Ramstein AB honorary commander program brings leaders together

  • Published
  • By Airman 1st Class Regan Spinner
  • 86th Airlift Wing/Public Affairs

RAMSTEIN AIR BASE, Germany – Johannes Freundorfer, Polizeiinspektion Ludwigshafen 2, head of police, has been involved with the 86th Civil Engineer Group since he was selected to be a part of the Ramstein AB honorary commander program in February 2022.
A participant of the honorary commander program is expected to be a leader and is an individual of outstanding character and integrity. Johannes Freundorfer, 86th CEG honorary commander and a member of the local community, is no exception.
Candidates for the honorary commander program include numerous civilian leaders from the local community, including business owners, community organizers and public officials. They are chosen based on their dedication to the local community and their potential to contribute meaningfully to the program.
One of the most significant benefits of this program is the opportunity for local leaders and Ramstein leadership to gain a deeper understanding of each other's daily operations and what it takes to be a leader in their separate communities.
“There is a cultural aspect that makes a difference, it is very interesting to see how decisions are made and what leadership means in different communities,” said Freundorfer. “It is very interesting to not only see the differences but the same values and the same goals we have despite our completely different backgrounds.”
The program helps honorary commanders and their assigned partners strengthen the bond between the base and the community through the exchange of ideas and the increased understanding of each other's capabilities.
The relationship between honorary commanders and military leaders goes beyond just professional development. It extends into personal connections, fostering friendships that transcends uniforms and titles.
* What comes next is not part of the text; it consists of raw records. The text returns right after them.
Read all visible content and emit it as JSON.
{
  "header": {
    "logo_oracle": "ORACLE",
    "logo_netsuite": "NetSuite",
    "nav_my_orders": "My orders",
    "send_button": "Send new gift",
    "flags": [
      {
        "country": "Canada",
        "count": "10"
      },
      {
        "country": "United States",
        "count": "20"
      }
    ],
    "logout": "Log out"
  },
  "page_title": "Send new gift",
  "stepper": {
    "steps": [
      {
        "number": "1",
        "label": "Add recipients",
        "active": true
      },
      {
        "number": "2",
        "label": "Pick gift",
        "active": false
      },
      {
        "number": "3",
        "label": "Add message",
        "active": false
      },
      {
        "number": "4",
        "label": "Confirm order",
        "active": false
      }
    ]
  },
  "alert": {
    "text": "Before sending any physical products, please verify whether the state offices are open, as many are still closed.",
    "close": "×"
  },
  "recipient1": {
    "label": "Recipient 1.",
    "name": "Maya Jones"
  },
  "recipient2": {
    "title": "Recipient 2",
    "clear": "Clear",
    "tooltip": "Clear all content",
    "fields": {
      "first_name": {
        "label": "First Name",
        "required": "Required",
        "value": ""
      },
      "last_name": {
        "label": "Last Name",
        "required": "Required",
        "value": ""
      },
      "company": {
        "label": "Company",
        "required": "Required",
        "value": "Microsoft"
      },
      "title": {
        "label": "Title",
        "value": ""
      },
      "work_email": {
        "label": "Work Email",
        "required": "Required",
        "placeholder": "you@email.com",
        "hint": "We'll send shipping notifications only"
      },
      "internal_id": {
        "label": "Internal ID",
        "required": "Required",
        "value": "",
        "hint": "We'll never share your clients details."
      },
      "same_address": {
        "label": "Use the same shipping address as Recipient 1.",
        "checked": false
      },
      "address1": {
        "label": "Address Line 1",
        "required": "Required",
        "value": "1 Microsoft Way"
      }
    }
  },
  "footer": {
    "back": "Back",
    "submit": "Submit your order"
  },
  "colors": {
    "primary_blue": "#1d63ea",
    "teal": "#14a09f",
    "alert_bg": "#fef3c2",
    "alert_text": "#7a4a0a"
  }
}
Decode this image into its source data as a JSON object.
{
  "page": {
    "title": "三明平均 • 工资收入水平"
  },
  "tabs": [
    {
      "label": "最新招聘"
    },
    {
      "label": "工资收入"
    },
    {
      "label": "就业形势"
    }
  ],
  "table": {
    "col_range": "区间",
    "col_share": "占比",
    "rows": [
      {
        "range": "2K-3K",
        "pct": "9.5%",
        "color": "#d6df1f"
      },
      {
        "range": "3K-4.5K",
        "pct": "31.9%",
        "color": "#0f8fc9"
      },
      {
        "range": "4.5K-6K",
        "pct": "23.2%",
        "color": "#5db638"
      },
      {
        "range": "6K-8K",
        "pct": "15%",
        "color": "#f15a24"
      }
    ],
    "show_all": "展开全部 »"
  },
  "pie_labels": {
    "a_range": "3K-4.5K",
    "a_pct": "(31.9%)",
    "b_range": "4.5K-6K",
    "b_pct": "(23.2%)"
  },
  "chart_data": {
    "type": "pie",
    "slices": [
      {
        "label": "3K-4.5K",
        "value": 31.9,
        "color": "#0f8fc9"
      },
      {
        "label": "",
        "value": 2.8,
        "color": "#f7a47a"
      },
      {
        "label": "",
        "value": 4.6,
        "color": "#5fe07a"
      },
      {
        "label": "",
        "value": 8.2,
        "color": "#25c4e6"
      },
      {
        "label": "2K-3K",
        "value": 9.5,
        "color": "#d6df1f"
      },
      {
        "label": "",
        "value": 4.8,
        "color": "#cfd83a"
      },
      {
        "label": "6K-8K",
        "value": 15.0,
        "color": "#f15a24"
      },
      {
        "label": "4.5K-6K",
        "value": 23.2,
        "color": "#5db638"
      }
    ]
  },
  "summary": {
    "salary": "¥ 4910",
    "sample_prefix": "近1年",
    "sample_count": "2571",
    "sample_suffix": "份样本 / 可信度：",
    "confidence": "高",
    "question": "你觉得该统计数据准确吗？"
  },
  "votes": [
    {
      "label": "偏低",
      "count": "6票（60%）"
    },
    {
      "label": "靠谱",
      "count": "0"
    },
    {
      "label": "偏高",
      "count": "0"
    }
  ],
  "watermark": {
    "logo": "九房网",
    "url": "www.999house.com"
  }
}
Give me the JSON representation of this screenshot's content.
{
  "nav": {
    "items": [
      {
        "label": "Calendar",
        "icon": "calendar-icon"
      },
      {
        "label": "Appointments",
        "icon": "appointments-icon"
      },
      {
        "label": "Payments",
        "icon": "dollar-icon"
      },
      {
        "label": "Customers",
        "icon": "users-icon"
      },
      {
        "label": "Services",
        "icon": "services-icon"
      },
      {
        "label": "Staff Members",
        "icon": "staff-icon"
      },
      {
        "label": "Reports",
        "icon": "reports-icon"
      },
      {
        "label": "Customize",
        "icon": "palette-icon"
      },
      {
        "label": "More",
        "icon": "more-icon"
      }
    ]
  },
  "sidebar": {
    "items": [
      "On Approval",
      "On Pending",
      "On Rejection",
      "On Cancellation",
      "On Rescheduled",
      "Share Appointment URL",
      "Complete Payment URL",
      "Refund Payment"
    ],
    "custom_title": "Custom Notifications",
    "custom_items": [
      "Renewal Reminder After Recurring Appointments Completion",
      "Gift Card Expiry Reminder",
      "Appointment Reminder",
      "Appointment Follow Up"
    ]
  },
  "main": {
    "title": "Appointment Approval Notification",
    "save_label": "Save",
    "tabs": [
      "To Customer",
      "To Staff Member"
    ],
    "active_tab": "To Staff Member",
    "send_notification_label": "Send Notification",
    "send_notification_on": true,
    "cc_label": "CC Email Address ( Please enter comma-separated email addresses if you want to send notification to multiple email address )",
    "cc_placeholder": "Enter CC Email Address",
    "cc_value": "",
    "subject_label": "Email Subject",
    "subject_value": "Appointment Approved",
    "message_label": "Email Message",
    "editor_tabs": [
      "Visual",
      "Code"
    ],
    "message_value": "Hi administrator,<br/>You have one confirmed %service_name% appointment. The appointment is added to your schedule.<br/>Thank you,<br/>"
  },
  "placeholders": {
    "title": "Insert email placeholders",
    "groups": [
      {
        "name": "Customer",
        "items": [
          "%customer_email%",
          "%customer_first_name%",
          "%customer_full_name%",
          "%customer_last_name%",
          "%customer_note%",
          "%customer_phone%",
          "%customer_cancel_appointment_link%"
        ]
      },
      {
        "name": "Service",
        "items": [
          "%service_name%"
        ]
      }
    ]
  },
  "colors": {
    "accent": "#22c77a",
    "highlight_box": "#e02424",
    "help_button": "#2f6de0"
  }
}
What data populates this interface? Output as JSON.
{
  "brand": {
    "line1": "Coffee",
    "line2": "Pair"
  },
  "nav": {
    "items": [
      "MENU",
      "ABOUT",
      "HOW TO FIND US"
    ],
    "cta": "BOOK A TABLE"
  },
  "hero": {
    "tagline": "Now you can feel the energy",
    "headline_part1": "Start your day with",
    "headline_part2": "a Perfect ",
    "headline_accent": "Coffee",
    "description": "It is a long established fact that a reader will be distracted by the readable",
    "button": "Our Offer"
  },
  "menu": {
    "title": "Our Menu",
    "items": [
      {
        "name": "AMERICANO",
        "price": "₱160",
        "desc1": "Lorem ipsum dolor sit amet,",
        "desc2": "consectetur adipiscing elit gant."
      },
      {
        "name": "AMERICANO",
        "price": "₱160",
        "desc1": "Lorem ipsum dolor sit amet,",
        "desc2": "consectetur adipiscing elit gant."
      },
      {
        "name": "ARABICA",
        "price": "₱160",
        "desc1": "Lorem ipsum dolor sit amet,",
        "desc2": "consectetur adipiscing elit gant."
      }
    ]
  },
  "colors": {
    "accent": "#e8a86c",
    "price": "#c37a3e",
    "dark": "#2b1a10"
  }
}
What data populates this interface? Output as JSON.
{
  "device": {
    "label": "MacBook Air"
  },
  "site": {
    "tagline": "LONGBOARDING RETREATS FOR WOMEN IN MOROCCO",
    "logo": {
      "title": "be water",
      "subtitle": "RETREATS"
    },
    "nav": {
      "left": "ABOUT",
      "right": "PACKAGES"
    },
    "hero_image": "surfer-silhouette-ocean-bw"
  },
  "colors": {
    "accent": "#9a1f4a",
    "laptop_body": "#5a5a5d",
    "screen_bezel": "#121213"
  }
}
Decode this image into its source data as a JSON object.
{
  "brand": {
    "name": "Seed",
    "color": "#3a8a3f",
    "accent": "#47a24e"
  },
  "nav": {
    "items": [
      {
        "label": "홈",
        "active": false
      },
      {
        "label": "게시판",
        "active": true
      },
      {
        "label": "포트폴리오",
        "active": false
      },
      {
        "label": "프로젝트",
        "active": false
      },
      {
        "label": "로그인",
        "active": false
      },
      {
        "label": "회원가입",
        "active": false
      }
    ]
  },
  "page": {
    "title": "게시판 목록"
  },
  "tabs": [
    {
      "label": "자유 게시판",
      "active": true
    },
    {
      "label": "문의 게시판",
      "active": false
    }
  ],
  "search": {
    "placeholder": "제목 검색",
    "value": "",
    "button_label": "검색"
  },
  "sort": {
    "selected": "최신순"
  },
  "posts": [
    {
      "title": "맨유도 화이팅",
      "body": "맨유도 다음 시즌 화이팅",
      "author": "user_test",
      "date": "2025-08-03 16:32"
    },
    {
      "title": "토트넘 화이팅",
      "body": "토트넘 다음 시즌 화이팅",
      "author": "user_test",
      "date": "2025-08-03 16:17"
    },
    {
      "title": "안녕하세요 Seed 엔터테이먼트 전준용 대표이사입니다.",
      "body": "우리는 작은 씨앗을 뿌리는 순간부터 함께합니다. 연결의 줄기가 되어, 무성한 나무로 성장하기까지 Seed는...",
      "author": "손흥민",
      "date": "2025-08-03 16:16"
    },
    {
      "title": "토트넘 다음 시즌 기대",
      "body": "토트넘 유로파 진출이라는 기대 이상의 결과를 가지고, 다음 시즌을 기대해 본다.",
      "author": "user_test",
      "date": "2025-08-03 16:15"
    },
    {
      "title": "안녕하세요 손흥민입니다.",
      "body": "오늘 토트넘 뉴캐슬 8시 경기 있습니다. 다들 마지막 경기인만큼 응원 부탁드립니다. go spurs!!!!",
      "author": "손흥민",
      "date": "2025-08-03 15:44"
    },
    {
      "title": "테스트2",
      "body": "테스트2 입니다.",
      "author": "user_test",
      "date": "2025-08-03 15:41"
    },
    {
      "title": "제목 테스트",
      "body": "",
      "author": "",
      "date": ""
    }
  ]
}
These relationships help break down stereotypes and build trust, ultimately strengthening the military-community bond.
“I think the relationship that comes out of this experience can do a lot of good for the organization as Freundorfer helps me understand and therefore lead the two thirds of this organization that are local nationals,” said Col. Steve Thomas, 86th CEG commander. “Not only that, but he is a good resource, confidant and now a friend who helps me connect to the community off base.”
During the time that Col. Steve Thomas and Johannes Freundorfer have been working together, they have included one another in close celebrations such as Thomas’s Thanksgiving and Freundorfer’s 40th birthday, giving them the chance to experience the ways their communities celebrate.
“If you invest a little bit of your time you get so much more out of it,” said Freundorfer. “You learn about the life of another person who comes from a totally different background.”
By bridging the gap between the military and civilian communities, this program not only strengthens national security but also enriches the lives of those involved. The bonds formed through this program are a testament to the power of collaboration and mutual understanding, reminding us all that we are stronger when we stand together.